The Church has throughout time forgotten this elemental gift of Shalom imparted by Jesus that night behind closed doors. We have the Crusades, the Inquisition, anti-Semitism and the Shoah, the Holocaust, repeated episodes when we have lost our way – which is meant to be His Way, the way of God’s Shalom. The Church has spent too much time on the wrong side of the Resurrection.

All because we cannot remember who we are and whose we are. We forget that we share a history, Christians and Jews. We forget that from the beginning of Christianity and the beginning of modern Rabbinic Judaism, we were both persecuted by the same oppressor: Rome.

Memory can be the beginning of healing. Healing is what is needed, and why we stop to remember today. We need to remember because should we forget, we can allow terrible things to happen again. And to forget – to forget the Holocaust, to forget our shared history – is the second worst thing that can happen to us- the worst being indifference. More powerful than hate, indifference allows evil to continue unchecked, unchallenged.
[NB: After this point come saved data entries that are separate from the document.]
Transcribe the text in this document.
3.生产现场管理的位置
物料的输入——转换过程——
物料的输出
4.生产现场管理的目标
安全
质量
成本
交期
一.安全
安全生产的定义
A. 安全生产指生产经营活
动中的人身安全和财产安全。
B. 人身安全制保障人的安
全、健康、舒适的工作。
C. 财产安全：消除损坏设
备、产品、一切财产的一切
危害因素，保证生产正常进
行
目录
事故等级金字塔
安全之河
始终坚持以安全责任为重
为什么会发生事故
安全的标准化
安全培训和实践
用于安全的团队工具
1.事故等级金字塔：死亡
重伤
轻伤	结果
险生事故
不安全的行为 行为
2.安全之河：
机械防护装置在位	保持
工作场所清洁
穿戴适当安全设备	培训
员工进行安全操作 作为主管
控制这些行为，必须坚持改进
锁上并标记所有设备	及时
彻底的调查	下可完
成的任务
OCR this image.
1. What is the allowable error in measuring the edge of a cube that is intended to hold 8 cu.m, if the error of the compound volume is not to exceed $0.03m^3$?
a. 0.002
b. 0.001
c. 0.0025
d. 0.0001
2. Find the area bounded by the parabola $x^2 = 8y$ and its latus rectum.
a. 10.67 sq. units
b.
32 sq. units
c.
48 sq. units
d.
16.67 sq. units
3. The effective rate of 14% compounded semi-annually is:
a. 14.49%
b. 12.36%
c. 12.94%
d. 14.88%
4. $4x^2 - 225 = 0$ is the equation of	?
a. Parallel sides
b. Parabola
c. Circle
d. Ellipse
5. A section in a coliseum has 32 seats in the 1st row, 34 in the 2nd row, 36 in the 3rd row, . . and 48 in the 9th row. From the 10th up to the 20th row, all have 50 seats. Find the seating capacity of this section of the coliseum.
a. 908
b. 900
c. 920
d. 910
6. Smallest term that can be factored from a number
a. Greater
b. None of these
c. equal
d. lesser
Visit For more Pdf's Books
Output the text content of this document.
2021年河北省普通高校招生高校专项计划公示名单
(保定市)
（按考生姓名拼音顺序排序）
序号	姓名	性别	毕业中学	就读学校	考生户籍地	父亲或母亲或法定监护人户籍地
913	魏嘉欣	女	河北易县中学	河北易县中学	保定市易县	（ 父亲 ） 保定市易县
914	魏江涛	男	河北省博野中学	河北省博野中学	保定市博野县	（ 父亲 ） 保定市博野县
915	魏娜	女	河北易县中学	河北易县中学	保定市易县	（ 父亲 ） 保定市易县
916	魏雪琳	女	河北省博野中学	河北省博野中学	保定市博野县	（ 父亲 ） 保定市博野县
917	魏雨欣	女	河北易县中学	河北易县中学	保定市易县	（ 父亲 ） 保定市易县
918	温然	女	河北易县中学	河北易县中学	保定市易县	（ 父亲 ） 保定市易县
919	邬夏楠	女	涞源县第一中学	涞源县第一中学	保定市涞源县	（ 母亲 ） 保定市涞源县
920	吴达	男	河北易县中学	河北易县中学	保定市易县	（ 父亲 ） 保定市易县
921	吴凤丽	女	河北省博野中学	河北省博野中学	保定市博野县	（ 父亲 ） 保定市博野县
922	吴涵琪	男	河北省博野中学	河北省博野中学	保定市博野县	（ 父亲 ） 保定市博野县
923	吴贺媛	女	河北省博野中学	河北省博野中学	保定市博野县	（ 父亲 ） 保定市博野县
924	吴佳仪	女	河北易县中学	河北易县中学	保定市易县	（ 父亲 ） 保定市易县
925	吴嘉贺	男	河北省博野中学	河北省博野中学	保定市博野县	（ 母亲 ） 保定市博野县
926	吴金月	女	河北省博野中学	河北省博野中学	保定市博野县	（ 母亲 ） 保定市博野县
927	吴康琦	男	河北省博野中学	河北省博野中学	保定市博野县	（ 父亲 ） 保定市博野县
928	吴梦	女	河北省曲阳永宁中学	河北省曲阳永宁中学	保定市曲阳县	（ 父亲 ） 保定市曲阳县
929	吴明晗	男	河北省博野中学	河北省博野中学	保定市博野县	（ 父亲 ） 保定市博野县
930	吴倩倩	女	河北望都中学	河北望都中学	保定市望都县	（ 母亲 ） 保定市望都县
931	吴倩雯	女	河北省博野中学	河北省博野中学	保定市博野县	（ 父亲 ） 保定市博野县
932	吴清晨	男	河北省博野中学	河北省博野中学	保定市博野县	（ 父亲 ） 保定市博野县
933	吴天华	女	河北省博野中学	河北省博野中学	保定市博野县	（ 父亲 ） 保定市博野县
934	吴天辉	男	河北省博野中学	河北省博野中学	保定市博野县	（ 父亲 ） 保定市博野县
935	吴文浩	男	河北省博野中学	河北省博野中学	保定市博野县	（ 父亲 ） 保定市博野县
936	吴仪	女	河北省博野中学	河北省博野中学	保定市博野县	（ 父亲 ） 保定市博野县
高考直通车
It is tragic that it took until the 1960’s for the Church, beginning with the Catholic Church and Vatican II, to begin to acknowledge our part in fanning the flames of anti-Semitism, thus allowing indifferent attitudes to allow millions of people to be carried off to the camps and near certain annihilation. Fortunately, individuals like Mr. Morris Rosen survived to tell us their story. We have been privileged here at St. Peter’s to welcome eleven survivors, one son-of-a-Survivor, and one liberator to share their stories with us.

Our prayer must be that we accept the gift of God’s Shalom Jesus means to give us so that we might become brothers and sisters with all those with whom we have a shared history. Our prayer must be that we remember that at the outset, Christians were a pariah people in the Empire. We of all people should know how wrong it is to scapegoat others for whatever is wrong with the world. Our prayer must be that we will be those people who accept responsibility never to be indifferent to evil in this world. We must remember it was the Shalom of two Jews in the first century who invited us into a covenant relationship with the God of Abraham, Isaac and Jacob – Jesus and Paul.

Most of all we must accept the blessing and gift of God’s Shalom Jesus desires to bestow upon us – those of us who have not seen but have come to believe. It is our greatest privilege and joy to live into His blessing. It is our calling to live on this side of Easter with doors open, with no fear of those who differ from us, so that through believing we may have life in His name. The God and Father of us all desires that we choose life in all that that entails. Blessed be God’s Holy name, forever and ever. Amen.